“Mamma ha 97 anni e va seguita h24. Mio marito e io senza assistenza”

«Fino a due anni e mezzo fa mia madre era una persona autonoma e molto vivace. Adesso è rimasta vivace, ma non autonoma». Maria Sgabelluri, 66 anni, insegnante di sostegno di Bovalino, comune calabrese, in provincia di Reggio Calabria, si occupa insieme al marito, pensionato, della madre di 97 anni. «Ha avuto una serie di problemi che l’hanno portata ad aver bisogno del pacemaker. Da allora, forse per via dell’anestesia, ha iniziato ad avere delle allucinazioni, ha bisogno di essere seguita sempre. Spesso scambia il giorno con la notte, ieri abbiamo passato la notte in bianco, non c’era verso di farla dormire».

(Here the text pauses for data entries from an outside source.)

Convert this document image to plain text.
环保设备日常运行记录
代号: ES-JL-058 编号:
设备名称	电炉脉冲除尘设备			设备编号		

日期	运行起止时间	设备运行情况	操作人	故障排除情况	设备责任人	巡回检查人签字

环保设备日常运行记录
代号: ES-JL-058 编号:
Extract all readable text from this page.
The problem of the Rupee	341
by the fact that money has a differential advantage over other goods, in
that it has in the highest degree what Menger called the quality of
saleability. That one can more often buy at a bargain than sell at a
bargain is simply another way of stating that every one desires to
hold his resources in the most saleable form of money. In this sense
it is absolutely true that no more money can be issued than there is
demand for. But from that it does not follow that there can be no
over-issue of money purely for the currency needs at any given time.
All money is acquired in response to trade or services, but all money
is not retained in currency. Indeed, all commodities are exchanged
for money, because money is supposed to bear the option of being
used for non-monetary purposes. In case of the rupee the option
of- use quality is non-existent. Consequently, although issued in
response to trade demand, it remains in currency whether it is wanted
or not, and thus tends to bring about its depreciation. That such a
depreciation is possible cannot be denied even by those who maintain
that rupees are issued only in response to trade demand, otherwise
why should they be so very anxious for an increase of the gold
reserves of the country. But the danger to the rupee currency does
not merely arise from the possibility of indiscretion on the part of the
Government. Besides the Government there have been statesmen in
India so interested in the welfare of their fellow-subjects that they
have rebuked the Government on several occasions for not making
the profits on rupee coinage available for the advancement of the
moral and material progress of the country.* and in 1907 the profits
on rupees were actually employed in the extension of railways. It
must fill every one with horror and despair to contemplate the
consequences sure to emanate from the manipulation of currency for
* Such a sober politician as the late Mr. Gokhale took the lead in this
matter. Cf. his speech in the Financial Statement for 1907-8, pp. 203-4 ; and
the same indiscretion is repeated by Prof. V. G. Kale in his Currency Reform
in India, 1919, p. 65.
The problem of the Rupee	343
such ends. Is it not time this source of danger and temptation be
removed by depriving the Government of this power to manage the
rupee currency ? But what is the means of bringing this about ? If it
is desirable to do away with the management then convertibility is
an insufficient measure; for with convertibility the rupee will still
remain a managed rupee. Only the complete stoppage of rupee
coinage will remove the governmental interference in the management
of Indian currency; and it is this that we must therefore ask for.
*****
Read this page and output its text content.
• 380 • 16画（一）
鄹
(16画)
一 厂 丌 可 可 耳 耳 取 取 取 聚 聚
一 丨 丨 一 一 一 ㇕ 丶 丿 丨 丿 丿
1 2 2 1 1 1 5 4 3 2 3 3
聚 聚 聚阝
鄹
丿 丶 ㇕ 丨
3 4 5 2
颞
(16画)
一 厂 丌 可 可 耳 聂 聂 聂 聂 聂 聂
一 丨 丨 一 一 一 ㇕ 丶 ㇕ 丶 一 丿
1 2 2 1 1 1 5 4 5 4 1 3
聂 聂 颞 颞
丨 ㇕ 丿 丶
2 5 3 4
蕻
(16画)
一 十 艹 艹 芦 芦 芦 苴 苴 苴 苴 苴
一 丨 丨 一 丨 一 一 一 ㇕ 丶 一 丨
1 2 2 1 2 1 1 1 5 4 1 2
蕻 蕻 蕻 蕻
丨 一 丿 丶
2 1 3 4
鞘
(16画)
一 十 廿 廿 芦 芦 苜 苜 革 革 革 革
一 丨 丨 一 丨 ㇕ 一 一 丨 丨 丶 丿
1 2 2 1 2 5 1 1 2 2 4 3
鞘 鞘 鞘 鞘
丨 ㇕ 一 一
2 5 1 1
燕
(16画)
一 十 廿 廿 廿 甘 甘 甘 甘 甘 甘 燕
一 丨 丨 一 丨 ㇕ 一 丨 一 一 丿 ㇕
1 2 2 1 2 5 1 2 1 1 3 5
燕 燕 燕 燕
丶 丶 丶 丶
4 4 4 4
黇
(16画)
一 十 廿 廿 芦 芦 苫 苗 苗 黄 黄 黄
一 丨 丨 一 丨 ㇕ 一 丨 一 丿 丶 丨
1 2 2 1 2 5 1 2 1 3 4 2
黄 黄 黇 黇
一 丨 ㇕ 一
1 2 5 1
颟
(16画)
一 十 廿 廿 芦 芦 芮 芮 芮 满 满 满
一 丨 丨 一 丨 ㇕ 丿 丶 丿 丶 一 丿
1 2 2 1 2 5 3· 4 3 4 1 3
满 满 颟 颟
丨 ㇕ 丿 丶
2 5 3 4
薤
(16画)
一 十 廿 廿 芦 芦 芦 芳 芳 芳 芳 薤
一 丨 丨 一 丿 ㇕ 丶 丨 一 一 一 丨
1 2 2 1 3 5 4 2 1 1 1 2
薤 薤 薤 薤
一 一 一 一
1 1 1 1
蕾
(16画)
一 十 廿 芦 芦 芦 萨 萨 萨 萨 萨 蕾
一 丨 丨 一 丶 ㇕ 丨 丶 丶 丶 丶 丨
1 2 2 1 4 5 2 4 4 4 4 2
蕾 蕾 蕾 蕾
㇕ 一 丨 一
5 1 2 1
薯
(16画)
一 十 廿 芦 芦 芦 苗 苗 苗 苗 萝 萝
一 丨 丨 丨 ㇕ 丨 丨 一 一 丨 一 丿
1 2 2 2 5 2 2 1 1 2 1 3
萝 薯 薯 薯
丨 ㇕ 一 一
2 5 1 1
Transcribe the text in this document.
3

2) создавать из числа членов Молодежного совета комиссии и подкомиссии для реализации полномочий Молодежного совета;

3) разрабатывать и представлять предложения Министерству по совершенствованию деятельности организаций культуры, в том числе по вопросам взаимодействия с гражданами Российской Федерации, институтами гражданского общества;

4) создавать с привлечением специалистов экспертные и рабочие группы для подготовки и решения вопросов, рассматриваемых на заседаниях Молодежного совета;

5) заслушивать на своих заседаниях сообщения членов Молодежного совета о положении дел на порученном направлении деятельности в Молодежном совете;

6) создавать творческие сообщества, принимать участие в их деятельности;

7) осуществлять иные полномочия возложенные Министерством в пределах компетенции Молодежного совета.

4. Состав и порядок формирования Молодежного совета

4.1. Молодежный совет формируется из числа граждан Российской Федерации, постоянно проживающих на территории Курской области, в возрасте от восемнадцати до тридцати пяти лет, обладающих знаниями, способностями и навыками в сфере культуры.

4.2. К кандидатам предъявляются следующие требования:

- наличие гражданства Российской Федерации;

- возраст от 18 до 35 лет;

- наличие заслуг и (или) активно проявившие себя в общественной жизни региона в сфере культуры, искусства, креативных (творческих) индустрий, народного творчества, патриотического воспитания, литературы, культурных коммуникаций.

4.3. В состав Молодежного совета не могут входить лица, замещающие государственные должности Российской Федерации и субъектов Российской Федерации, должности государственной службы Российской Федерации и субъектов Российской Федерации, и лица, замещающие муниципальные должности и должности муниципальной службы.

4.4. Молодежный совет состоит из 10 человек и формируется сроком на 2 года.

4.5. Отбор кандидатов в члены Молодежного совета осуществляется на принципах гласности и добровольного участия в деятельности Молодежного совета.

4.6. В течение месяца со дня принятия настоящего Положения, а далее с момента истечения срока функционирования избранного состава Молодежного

Maria e il marito da 12 anni dedicano buona parte del loro tempo libero all’Auser, un’associazione di volontariato costituita dalla Cgil, e che promuove l’invecchiamento attivo. Eppure, confessa, è difficile trovare qualcuno che l’aiuti a occuparsi di sua madre: «Si sta atrofizzando sempre di più, avrebbe bisogno di un terapista che le facesse fare un po’ di ginnastica, ma le strutture pubbliche non sono in grado di fornire questo tipo di servizio».

Come tutti gli anziani affetti da demenza senile, sarebbe anche importante «avere di tanto in tanto delle persone che venissero a trovarla, aiutandola a uscire da queste quattro mura: a parte me e mio marito, e qualche vicino di casa, mia madre ormai non vede nessuno. Ho due fratelli, uno è ammalato e l’altro vive a Torino. Anche i miei figli vivono fuori. Sopportiamo insieme questa solitudine, non sappiamo come farla svagare». Portare un anziano in sedia a rotelle a fare una passeggiata del resto non è facile: «Ci sono molto problemi di barriere architettoniche». E anche trovare delle attività su misura per una persona che passa la giornata a casa è difficile in presenza di un insieme di malattie, fisiche e mentali: «A mia madre piaceva molto lavorare a maglia, ha fatto le scarpe da notte a tutti, le abbiamo mandate anche a Milano, in Germania. Era un modo per occupare il tempo, ma adesso ha le mani troppo intorpidite, non riesce più. Allora le dò un gomitolo, le dico ‘scioglilo’, per farle fare qualcosa».

Del resto in zona la carenza di servizi pubblici non è limitata agli anziani: «I ragazzi disabili dopo la scuola spariscono, diventano un mondo a parte, non sono né aiutati né valorizzati. Io lo so perché faccio l’insegnante di sostegno. In zona ci sono due centri riabilitativi, ma nessun centro ricreativo, per questo abbiamo aperto l’Auser. Anche la Caritas ci manda delle persone, ci dice ‘fategli fare qualcosa’».